“你一个未嫁人的女娘,就这么跑来秾翠阁,你不怕出事?”
纪莘紧跟在张小五身后,走在通往秾翠阁二楼的楼梯上,听着张小五念念叨叨。
“秾翠阁不许女客人进入吗?”
张小五停下脚步,回头看纪莘,伸出一根手指点了点太阳穴,“你怎么还能问出这种话,你倒是用脑子想想。秾翠阁没有小倌,就算偶尔有女客人,也定会扮成男子,我们见了就当没看出来,也不会太在意。可若是有女子直接闯进来,十之**是来抓人的,那麻烦可大了,她一只脚刚迈进来,我们就得想办法把人支出去。”

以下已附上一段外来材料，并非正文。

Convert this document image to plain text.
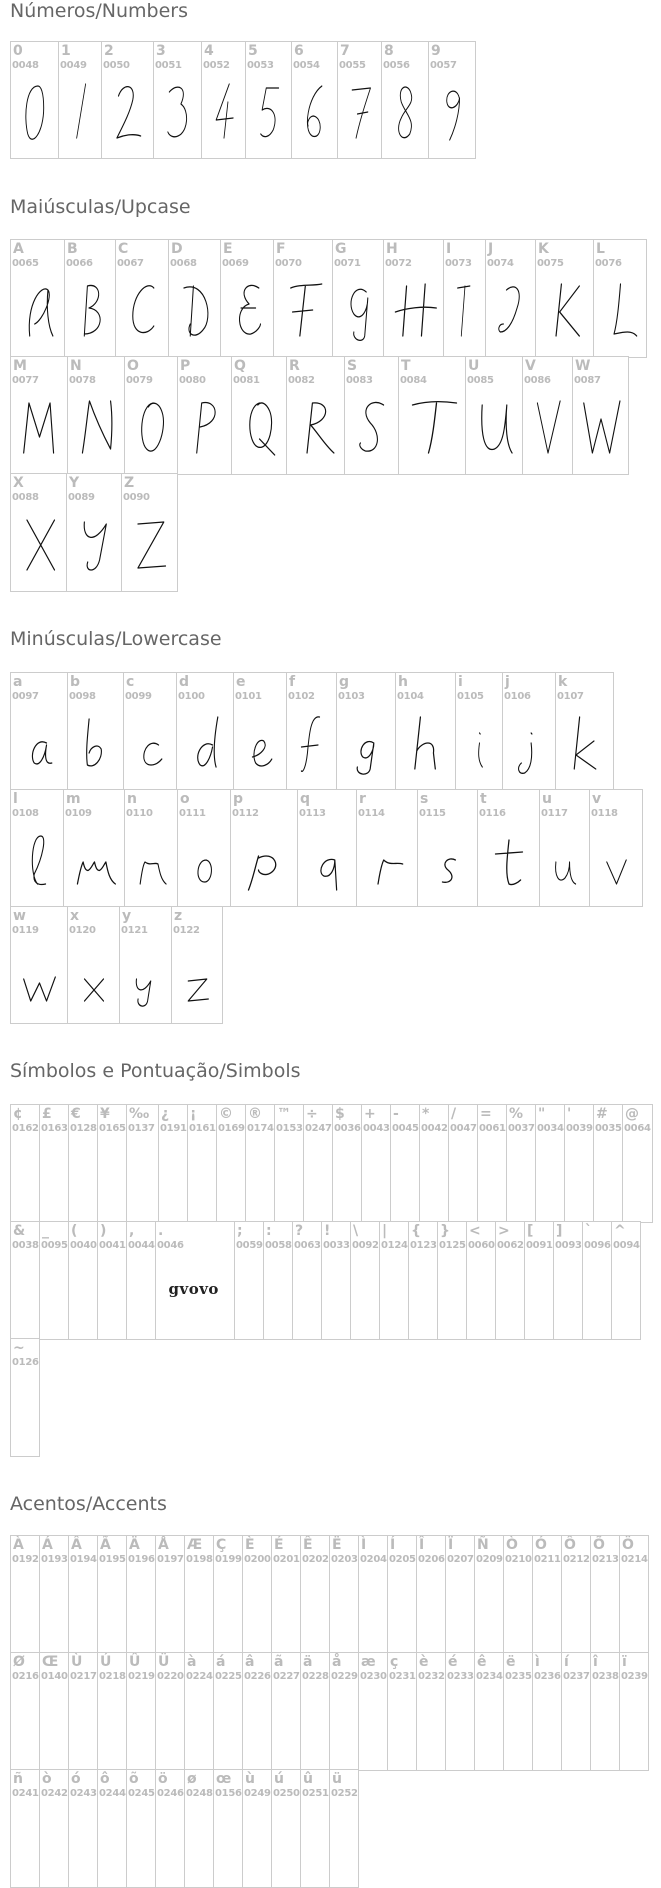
Números/Numbers
0
0048
1
0049
2
0050
3
0051
4
0052
5
0053
6
0054
7
0055
8
0056
9
0057
Maiúsculas/Upcase
A
0065
B
0066
C
0067
D
0068
E
0069
F
0070
G
0071
H
0072
I
0073
J
0074
K
0075
L
0076
M
0077
N
0078
O
0079
P
0080
Q
0081
R
0082
S
0083
T
0084
U
0085
V
0086
W
0087
X
0088
Y
0089
Z
0090
Minúsculas/Lowercase
a
0097
b
0098
c
0099
d
0100
e
0101
f
0102
g
0103
h
0104
i
0105
j
0106
k
0107
l
0108
m
0109
n
0110
o
0111
p
0112
q
0113
r
0114
s
0115
t
0116
u
0117
v
0118
w
0119
x
0120
y
0121
z
0122
Símbolos e Pontuação/Simbols
¢
0162
£
0163
€
0128
¥
0165
‰
0137
¿
0191
¡
0161
©
0169
®
0174
™
0153
÷
0247
$
0036
+
0043
-
0045
*
0042
/
0047
=
0061
%
0037
"
0034
'
0039
#
0035
@
0064
&
0038
_
0095
(
0040
)
0041
,
0044
.
0046
gvovo
;
0059
:
0058
?
0063
!
0033
\
0092
|
0124
{
0123
}
0125
<
0060
>
0062
[
0091
]
0093
`
0096
^
0094
~
0126
Acentos/Accents
À
0192
Á
0193
Â
0194
Ã
0195
Ä
0196
Å
0197
Æ
0198
Ç
0199
È
0200
É
0201
Ê
0202
Ë
0203
Ì
0204
Í
0205
Î
0206
Ï
0207
Ñ
0209
Ò
0210
Ó
0211
Ô
0212
Õ
0213
Ö
0214
Ø
0216
Œ
0140
Ù
0217
Ú
0218
Û
0219
Ü
0220
à
0224
á
0225
â
0226
ã
0227
ä
0228
å
0229
æ
0230
ç
0231
è
0232
é
0233
ê
0234
ë
0235
ì
0236
í
0237
î
0238
ï
0239
ñ
0241
ò
0242
ó
0243
ô
0244
õ
0245
ö
0246
ø
0248
œ
0156
ù
0249
ú
0250
û
0251
ü
0252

纪莘恍然大悟,难怪方才她一进入秾翠阁,就感觉到四面八方都有人在看她。
她和梨子偷了梁家小门的钥匙之后,急于赶在坊门关闭前到达秾翠阁,根本没想到要换衣服。
还好张小五认识她,领了她进来去见邱常发。
张小五带着纪莘走到一间雅间的门口,努了努嘴,“老邱在里面,我还忙着,你自己进去吧。”
“好,多谢。”
纪莘轻敲房门,里面的邱常发问了一句“谁啊”,纪莘应道:“邱阿兄,我是纪莘。”
一名女子气冲冲地开门,面色很是不善,视线从头到脚地扫过纪莘全身,而后不屑地“哼”了一声。
纪莘不认识这女子,更不能理解她的敌意从何而来。
但很神奇地,她理解了女子在“哼”什么。
纪莘看了看女子凹凸有致的身材,又低头看了看自己。
啧,比不了。
邱常发匆匆从房内走到门口,脚上的鞋趿拉着,衣服还算齐整,但腰间革带歪歪扭扭,一看就是匆忙穿戴上的。

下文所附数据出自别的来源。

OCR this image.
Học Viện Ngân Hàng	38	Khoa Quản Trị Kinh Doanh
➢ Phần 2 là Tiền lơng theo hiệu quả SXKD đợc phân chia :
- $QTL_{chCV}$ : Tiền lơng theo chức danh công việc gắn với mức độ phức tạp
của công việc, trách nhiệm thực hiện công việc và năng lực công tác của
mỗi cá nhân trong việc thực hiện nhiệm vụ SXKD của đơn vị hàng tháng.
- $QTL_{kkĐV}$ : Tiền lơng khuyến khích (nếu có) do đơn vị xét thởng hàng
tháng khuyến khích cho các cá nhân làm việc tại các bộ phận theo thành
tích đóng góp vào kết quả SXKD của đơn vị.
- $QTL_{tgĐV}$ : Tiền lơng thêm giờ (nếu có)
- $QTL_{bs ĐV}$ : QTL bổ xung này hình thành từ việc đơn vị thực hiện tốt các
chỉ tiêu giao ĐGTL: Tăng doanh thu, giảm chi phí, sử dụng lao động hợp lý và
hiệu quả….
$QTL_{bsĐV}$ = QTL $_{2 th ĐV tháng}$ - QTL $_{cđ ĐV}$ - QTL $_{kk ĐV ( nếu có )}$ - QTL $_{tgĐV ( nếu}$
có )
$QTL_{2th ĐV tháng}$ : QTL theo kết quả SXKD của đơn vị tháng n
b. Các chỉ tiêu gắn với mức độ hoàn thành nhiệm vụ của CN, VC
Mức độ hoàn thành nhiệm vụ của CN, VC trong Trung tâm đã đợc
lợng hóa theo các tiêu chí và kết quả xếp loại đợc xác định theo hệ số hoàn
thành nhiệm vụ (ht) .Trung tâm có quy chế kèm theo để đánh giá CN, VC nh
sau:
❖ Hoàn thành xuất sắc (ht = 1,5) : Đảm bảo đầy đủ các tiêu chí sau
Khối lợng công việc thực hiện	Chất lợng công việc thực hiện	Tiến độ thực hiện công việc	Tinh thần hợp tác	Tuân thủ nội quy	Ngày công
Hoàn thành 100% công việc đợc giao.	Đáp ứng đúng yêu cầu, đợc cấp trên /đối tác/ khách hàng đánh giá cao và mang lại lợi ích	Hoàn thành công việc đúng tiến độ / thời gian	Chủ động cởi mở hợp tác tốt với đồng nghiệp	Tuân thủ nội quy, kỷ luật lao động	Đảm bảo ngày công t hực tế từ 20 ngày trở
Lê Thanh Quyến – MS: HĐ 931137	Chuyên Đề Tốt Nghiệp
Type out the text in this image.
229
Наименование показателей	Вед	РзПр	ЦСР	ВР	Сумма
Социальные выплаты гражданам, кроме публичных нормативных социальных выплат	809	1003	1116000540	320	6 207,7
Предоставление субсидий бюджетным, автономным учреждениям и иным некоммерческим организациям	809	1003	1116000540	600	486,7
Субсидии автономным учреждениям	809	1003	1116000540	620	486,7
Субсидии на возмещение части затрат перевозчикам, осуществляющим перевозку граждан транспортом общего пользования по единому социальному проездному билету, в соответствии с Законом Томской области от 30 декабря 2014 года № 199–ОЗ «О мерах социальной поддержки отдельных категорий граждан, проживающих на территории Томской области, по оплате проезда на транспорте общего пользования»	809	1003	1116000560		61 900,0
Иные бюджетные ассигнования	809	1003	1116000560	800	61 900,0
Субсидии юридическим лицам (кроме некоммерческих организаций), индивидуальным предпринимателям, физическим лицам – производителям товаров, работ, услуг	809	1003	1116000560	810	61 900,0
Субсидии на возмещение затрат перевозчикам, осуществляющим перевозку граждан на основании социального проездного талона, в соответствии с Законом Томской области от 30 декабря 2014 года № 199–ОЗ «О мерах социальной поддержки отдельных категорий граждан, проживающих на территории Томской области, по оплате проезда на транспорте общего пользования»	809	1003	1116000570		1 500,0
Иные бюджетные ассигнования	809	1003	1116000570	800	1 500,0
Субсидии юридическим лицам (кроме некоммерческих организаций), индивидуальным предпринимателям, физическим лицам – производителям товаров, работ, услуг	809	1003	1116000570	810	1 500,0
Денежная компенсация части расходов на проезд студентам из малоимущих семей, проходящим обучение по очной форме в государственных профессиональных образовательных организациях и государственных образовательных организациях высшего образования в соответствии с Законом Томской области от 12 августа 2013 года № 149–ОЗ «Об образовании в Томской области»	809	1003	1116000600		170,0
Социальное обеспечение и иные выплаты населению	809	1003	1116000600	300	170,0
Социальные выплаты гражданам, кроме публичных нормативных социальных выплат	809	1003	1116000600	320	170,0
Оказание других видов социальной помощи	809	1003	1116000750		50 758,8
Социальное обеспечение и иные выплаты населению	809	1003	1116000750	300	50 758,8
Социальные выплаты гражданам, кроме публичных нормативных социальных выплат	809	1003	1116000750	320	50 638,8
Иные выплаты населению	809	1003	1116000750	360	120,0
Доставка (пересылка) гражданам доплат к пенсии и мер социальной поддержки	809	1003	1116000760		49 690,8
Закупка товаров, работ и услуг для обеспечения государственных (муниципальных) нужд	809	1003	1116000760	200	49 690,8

纪莘这才反应过来,她来的不是时候。怪不得张小五让她自己敲门,原来是在坑她。
邱常发随手揽住女子的腰,问纪莘:“阿莘,你怎么来这,有事?”
女子一听邱常发叫人“阿莘”,顿时又不高兴了,甩开邱常发的手臂,推了一下纪莘肩膀,走出了房间。
邱常发赶忙追人,只给纪莘留下一句:“阿莘,你先进房间坐,等下我来找你。”
纪莘站在房间门口踌躇不定,她应该进去吗,她怕看到什么不能看的啊……
没过多久,邱常发回来了,那女子也回来了,还走在邱常发的前面。
女子满面笑容,十分热情地挽住纪莘,“妹妹,方才是我失礼了,我向你赔罪。别站着呀,快进去坐。”
女子将纪莘推进房间,按着纪莘坐到月牙凳上,又道:“以后都是自家姊妹了,我叫窈娘,我也叫你‘阿莘’可好?哎呀,我这一高兴真是说错话了,我这身份,哪能和你这样清白的小女娘称姊妹。你别怪我失言,最重要的是我的意思是,我们将来都是一家人。”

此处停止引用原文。